Featured TV on DVD Review: Star Trek: The Original Series: Origins
Star Trek: The Original Series started nearly 50 years ago, while this week the latest movie, Into Darkness, comes out on the home market this week. To celebrate, a single-disc Blu-ray, Origins, comes out. So what episodes are found on the Blu-ray? And is it worth picking up?
- The Cage
This is the original pilot, the one that never aired on TV and the one that was thought to be lost for 20 years. It stars Jeffrey Hunter as Christopher Pike, the Captain of the starship Enterprise. While traveling through space, they receive a distress beacon, a very old distress beacon. It is so old, 18 years, that he decides not to investigate, unless there is evidence that there are some survivors. It seems a previous away mission went poorly and there were injuries, and casualties, so the captain wants to take care of his crew first. However, when confirmation of survivors is received, they race to rescue them. Once on the planet, they discover not only that there are survivors, but one of them is a young woman, Vina (Susan Oliver), who was born practically during the crash. While the crew of the Enterprise is amazed to see this young lady, they in turn are being watched by three aliens.

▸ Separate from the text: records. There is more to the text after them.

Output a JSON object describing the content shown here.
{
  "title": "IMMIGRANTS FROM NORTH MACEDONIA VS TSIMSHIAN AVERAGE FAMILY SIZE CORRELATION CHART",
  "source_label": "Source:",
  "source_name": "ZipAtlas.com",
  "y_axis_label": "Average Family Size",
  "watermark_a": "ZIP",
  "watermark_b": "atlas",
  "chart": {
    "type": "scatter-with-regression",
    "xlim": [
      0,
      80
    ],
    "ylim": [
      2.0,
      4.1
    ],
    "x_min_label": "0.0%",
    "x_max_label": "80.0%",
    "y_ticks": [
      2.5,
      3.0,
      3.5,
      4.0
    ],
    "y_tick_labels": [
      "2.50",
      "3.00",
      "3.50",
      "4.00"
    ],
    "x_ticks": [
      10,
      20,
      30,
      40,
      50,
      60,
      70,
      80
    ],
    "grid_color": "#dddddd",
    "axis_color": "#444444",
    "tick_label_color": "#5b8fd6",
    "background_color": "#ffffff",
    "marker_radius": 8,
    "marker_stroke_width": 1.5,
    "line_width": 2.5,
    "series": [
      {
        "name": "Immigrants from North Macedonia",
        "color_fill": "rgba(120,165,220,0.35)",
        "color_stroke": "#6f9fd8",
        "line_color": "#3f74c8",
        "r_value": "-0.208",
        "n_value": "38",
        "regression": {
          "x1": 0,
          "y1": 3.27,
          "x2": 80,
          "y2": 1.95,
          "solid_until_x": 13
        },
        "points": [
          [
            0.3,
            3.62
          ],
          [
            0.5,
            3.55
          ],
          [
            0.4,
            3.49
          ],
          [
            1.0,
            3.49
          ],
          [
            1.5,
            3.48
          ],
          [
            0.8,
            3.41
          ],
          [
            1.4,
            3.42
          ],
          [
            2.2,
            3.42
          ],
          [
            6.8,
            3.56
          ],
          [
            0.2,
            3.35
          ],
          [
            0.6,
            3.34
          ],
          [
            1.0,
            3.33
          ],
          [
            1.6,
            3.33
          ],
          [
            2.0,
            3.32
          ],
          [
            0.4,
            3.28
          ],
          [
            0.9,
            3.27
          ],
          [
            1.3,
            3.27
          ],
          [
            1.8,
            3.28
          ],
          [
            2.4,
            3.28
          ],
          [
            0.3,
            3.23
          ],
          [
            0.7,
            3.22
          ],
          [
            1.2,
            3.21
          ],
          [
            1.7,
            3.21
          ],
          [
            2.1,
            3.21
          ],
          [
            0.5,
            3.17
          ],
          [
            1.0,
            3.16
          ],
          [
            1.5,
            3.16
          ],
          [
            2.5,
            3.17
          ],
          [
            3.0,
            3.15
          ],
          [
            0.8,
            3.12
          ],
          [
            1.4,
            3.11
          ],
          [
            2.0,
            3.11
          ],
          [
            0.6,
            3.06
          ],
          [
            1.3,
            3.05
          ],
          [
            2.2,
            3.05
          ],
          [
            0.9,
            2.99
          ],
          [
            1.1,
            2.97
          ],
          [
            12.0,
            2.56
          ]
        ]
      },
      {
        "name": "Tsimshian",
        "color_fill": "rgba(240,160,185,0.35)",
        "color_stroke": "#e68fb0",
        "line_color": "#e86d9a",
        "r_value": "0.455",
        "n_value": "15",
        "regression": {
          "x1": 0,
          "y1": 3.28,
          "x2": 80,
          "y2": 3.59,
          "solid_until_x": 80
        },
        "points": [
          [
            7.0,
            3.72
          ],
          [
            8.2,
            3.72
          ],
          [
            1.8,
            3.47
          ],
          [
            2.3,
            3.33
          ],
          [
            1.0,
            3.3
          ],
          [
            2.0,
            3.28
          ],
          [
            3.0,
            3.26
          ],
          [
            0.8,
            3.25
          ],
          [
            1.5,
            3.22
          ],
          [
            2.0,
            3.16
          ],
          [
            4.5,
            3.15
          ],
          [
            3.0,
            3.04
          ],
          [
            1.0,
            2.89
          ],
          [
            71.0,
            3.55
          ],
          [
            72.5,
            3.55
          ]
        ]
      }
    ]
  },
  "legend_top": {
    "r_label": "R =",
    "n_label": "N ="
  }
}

I'm so used to seeing this episode cut up as part of The Menagerie, so much so that it is a little strange seeing it in this form. It is definitely less of an action-oriented show than the rest of The Original Series, but good in its own way. On the other hand, pilots rarely live up to the rest of their show and this is the case here.
- Where No Man Has Gone Before
The Enterprise, now captained by James Kirk, is about to fly outside the galaxy. On their way, they find a ship's recorder that had been ejected a long time ago, but before they can check out the contents, they travel past the Galaxy's edge. When they pass through, two of their crewmembers, Gary Mitchell and Dr. Elizabeth Dehner, undergo some kind of psychic transformation and gain superpowers and one of them will threaten the Enterprise.
Like I've said before, the pilot is very rarely the best episode of the series. This is a good introduction to the show, but it is a little slow.
- Space Seed
The Enterprise comes across a derelict ship floating in space. Its from Earth and was launched in the 1990s, which was the era of the Eugenics Wars. Aboard the ship, they find 60 to 70 people in suspended animation. One of these is Kahn Noonien Singh.
If you were to rate the best episode from Star Trek: The Original Series, most people will put this episode in the top ten, and for good reason.
- Errand of Mercy
This is the episode that introduced the Klingons. The crew of the Enterprise travel to Organia, a non-aligned planet. They are there to negotiate a treaty with the Organians in order to prevent the Klingons from being able to use it during the war, which has just begun. Captain Kirk tries to convince the Organians to join their side using diplomacy. The Klingon commanders, Kor (John Colicos), uses force instead. Force works, but mainly because the Organians seem unwilling to fight, even to protect themselves. But why?
This episode isn't in the top ten for the entire series, but it's close. It has great confrontation between Kirk and Spock and the Klingon commander. It also has a good mysterious alien of the week.
- Trouble with Tribbles
The Enterprise is heading to a disputed planet, Sherman's Planet. Both the Federation and the Klingon Empire have laid claim to it and under the Organian Peace Treaty, it will go to the one who can develop it most efficiently. While on the way, they get a Priority One distress call, but when they get to the Space Station K7, there's nothing wrong, at least nothing they can see. However, when they beam aboard, they are greeted by Agriculture Under-Secretary Nilz Baris, who is an aggressively petty bureaucrat. Meanwhile, Lieutenant Uhura meets a traveling salesman, Cyrano Jones (Stanley Adams), who gives her a Tribble. Shortly after that, a Klingon Battlecruiser, led by Captain Koloth (William Campbell), who claims he's just there for shore leave, and under the Organian Peace Treaty, they can't be refused. Of course, it doesn't take long till something breaks.
Sci-fi and humor don't always work; however it works better in this episode than it just about any other episode in the Star Trek series. I would argue it is in the top ten for the series, perhaps even the top five, but I like it more than most.
The only extras on the Blu-ray are short minute-long intros for each episode.
Star Trek: The Original Series: Origins is a typical single-disc release. Three of the five episodes are classics, while the other two are good and have historical significance. All five are worth owning, but, and this is a big but, fans of the show likely already have them on Blu-ray, and there are not enough extras to make up for that.